Il faut savoir – contrairement à ce que l’on croit du capitalisme et des couplets sur la liberté d’entreprendre - la personne ne représente rien par elle-même, elle ne jouit d’aucune réalité propre, elle n’est qu’une fiction de compromis de l’ensemble social à seule fin de savoir de combien d’unités son poids infime doit être multiplié afin de peser réellement.
Abandonnons les sottises entendues si souvent de la bouche des libéraux que le système prend en compte l’individu dans son ipséité. C’est tout le contraire. Seule la fortune personnelle et non pas l’individu, le réalise.
La personne n’est qu’une réalité secondaire, une construction chimérique, une apparence si l’on veut l’interpréter par rapport à l’ensemble.

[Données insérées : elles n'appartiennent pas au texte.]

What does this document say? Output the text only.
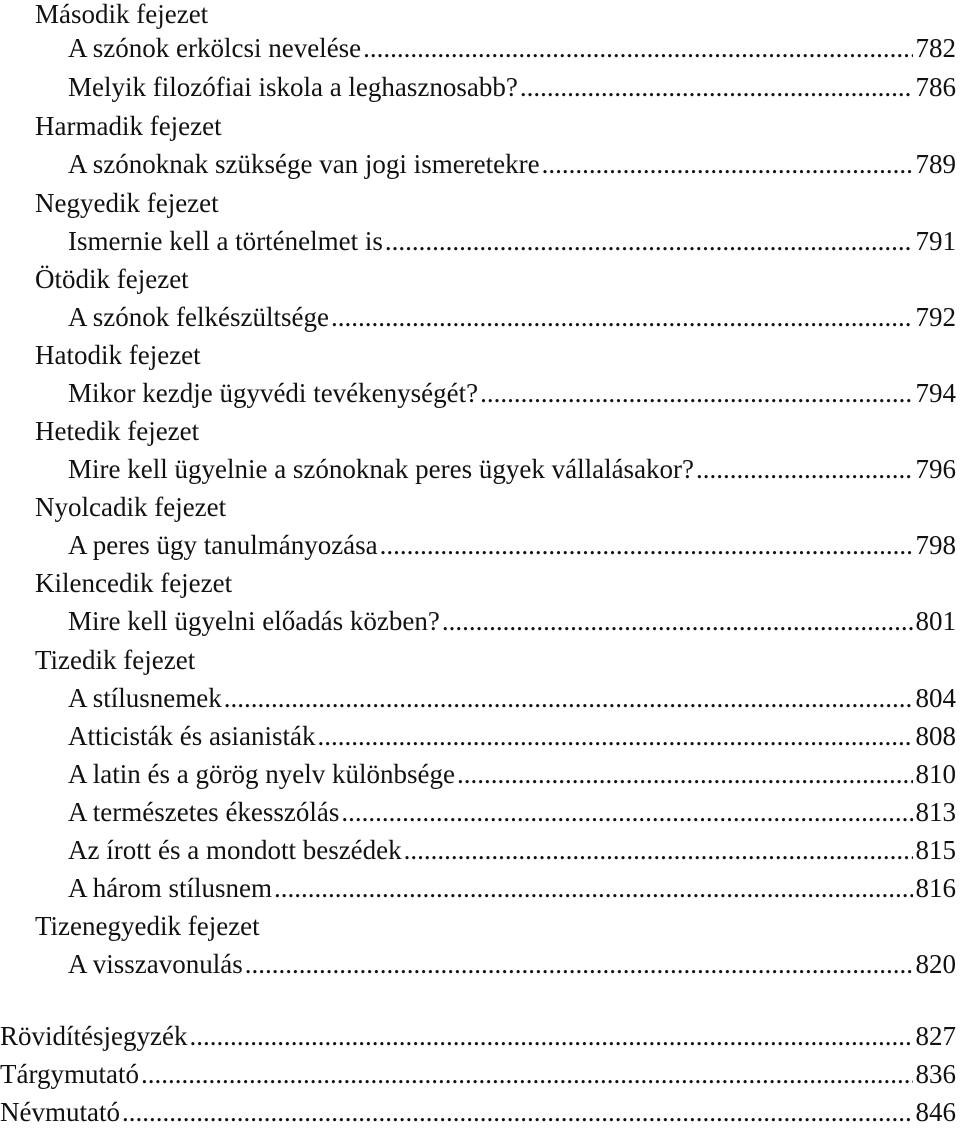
Második fejezet
A szónok erkölcsi nevelése .....	782
Melyik filozófiai iskola a leghasznosabb? .....	786
Harmadik fejezet
A szónoknak szüksége van jogi ismeretekre .....	789
Negyedik fejezet
Ismernie kell a történelmet is .....	791
Ötödik fejezet
A szónok felkészültsége .....	792
Hatodik fejezet
Mikor kezdje ügyvédi tevékenységét? .....	794
Hetedik fejezet
Mire kell ügyelnie a szónoknak peres ügyek vállalásakor? .....	796
Nyolcadik fejezet
A peres ügy tanulmányozása .....	798
Kilencedik fejezet
Mire kell ügyelni előadás közben? .....	801
Tizedik fejezet
A stílusnemek .....	804
Atticisták és asianisták .....	808
A latin és a görög nyelv különbsége .....	810
A természetes ékesszólás .....	813
Az írott és a mondott beszédek .....	815
A három stílusnem .....	816
Tizenegyedik fejezet
A visszavonulás .....	820
Rövidítésjegyzék .....	827
Tárgymutató .....	836
Névmutató .....	846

Le seule différence qui sépare le capitalisme de son surgeon le communisme, tient dans la supériorité de la dialectique capitaliste pour faire passer dans les populations un a priori trompeur du souci de l’individu de l’un par rapport à l’autre.
Le moteur du profit semble moins impressionner les masses que l’aventure d’un parti populaire unique. La propagande libérale n’a pas investi dans la manipulation de la psychologie des foules à fonds perdus. C’est payant à l’heure de la crise.
Celui qui espère moraliser le système, devenu entre-temps mondial, est un fou ou un menteur.